There are no Audible reviews at time of writing. This is a pre-publication entry for a May 2026 release, and the audience will arrive with strong prior views in either direction.
It is worth contextualising Broadside Books as an imprint for readers unfamiliar with it: Broadside publishes explicitly conservative political and cultural commentary, and its catalogue includes authors from the broader American right-wing media ecosystem. This context does not determine the quality of the arguments made in any given book, but it does clarify the intellectual community the work is in dialogue with and the premises it does not question. Saad’s previous book The Parasitic Mind was praised by figures including Jordan Peterson and Steven Pinker, and criticised by academics who found its use of evolutionary psychology to explain contemporary political phenomena methodologically stretched. Readers interested in that critical conversation would do well to approach this book with awareness of where it sits in that ongoing debate.
The evolutionary psychology framework Saad deploys – the idea that modern progressive politics represents a hijacking of adaptive empathic mechanisms by maladaptive social pressures – is presented as self-evident rather than as a hypothesis requiring evidential support.

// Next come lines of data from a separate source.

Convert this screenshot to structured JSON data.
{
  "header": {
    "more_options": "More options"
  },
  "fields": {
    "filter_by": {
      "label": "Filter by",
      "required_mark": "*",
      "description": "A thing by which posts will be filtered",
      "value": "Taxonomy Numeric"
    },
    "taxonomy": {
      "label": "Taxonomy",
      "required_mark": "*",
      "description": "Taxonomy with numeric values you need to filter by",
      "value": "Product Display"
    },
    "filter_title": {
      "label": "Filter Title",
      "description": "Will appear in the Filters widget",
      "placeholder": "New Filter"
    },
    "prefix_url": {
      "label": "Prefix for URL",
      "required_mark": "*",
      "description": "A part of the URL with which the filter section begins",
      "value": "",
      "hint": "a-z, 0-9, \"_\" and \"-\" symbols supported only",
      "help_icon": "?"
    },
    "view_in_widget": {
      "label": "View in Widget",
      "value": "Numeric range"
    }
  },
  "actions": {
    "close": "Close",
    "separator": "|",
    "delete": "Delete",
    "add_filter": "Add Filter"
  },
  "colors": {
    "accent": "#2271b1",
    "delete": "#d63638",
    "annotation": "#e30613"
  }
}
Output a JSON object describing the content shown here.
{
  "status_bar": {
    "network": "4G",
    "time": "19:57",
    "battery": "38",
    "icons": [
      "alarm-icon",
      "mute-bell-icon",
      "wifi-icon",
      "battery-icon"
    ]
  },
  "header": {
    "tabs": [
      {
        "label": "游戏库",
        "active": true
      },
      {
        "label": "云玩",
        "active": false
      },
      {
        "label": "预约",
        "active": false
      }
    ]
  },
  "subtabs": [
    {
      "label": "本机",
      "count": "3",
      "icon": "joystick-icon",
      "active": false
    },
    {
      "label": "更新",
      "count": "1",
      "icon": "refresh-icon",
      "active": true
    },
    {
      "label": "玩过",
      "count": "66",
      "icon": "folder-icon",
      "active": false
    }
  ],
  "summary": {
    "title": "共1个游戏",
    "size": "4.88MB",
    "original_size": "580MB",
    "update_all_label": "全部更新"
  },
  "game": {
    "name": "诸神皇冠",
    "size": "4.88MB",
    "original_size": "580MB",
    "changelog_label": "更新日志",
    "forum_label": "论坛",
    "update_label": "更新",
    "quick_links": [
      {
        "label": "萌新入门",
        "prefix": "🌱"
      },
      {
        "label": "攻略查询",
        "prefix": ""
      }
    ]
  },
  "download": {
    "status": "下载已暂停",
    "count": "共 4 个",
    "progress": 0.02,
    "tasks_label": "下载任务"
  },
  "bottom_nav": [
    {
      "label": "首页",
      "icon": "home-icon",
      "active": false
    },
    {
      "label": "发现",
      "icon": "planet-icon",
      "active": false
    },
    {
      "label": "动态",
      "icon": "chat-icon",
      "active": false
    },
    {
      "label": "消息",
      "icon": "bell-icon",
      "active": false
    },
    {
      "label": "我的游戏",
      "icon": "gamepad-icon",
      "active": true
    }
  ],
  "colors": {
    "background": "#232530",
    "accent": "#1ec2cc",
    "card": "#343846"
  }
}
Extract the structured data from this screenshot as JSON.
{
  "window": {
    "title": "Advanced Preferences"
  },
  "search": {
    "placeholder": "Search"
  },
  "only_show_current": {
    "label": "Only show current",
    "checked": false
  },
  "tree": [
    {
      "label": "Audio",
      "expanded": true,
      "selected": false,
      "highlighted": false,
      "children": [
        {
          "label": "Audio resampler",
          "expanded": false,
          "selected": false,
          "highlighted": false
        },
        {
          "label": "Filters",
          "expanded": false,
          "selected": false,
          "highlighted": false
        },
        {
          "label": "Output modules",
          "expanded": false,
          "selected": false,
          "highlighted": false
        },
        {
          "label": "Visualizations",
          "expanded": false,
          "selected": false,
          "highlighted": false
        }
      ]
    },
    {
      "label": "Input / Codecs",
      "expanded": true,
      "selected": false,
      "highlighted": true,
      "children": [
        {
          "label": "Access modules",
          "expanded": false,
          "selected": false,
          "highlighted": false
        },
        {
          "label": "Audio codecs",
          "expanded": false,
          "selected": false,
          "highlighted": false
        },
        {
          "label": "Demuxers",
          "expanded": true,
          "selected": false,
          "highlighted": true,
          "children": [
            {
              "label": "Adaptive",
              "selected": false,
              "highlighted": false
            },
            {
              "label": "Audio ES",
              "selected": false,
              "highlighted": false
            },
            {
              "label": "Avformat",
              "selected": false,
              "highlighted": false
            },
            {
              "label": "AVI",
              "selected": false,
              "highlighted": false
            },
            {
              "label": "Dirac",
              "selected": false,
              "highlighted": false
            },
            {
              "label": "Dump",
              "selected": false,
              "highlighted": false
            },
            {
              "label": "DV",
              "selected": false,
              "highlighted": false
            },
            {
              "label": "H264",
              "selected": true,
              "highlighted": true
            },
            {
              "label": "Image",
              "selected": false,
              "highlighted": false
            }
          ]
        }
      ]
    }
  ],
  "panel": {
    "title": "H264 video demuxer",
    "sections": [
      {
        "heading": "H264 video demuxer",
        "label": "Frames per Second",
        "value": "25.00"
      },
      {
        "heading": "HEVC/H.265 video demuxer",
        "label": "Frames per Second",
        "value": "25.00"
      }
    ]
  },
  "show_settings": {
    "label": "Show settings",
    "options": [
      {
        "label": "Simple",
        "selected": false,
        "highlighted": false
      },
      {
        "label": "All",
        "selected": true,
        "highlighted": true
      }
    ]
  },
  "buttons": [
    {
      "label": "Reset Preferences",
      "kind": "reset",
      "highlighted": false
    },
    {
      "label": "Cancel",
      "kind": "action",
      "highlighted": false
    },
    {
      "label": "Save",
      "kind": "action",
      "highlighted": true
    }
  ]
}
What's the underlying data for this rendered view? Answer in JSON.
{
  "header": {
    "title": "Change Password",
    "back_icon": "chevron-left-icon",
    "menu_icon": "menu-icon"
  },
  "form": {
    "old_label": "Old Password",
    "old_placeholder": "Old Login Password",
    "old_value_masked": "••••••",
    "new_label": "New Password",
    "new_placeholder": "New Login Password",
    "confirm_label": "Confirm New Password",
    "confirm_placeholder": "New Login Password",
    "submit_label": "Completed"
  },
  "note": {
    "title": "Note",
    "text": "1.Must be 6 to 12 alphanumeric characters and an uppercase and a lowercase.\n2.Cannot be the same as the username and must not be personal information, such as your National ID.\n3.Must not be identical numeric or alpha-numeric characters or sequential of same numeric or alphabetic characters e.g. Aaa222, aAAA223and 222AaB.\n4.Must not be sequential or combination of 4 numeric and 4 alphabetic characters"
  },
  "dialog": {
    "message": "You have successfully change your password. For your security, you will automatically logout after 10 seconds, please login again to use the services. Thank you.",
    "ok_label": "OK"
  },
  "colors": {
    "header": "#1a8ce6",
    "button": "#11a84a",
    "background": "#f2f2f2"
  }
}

Listeners coming from academic backgrounds in evolutionary biology, psychology, or political science will find the argumentation less rigorous than its scientific framing implies. This is worth noting not as a reason to dismiss the book but as a reason to read it as political commentary in a scientific register rather than as peer-reviewed science in political clothing. The distinction matters for how you assess the claims.
The Narration
Saad narrates his own work, which is consistent with his broader approach to public communication. His platform has been built substantially on direct address – through his Gadfather podcast and his previous books – and his narration carries the cadence of someone who has been making these arguments in public for years. The delivery is engaged, frequently sardonic, and comfortable with the rhetorical territory it occupies. For listeners already familiar with his mode of speech, this will feel like an extended version of his public output. For those coming to him fresh, the rhetorical temperature may require some adjustment.
What Readers Say
No reviews are available at time of writing for this Audible release. Saad’s previous work The Parasitic Mind attracted strongly polarised responses across platforms, which is the reasonable expectation here. Listeners should be aware that the argumentation is polemical in method and that several specific empirical claims in the broader genre of cultural commentary – particularly those drawing on evolutionary psychology to explain contemporary political phenomena – have been contested by researchers working from different methodological frameworks. This is worth noting not to dismiss the book but to contextualise the kind of engagement it rewards.
Who Should Listen?
Readers already engaged with Saad’s previous work or with the broader tradition of conservative cultural commentary he operates within. Those approaching from different political positions who want to understand the argument being made will find it clearly and energetically stated, even if the framing is maximalist. This is not a book designed to persuade the uncommitted – it is written for an audience that already finds its premises plausible. Those who found The Parasitic Mind compelling will find this a direct and substantively developed continuation of that project.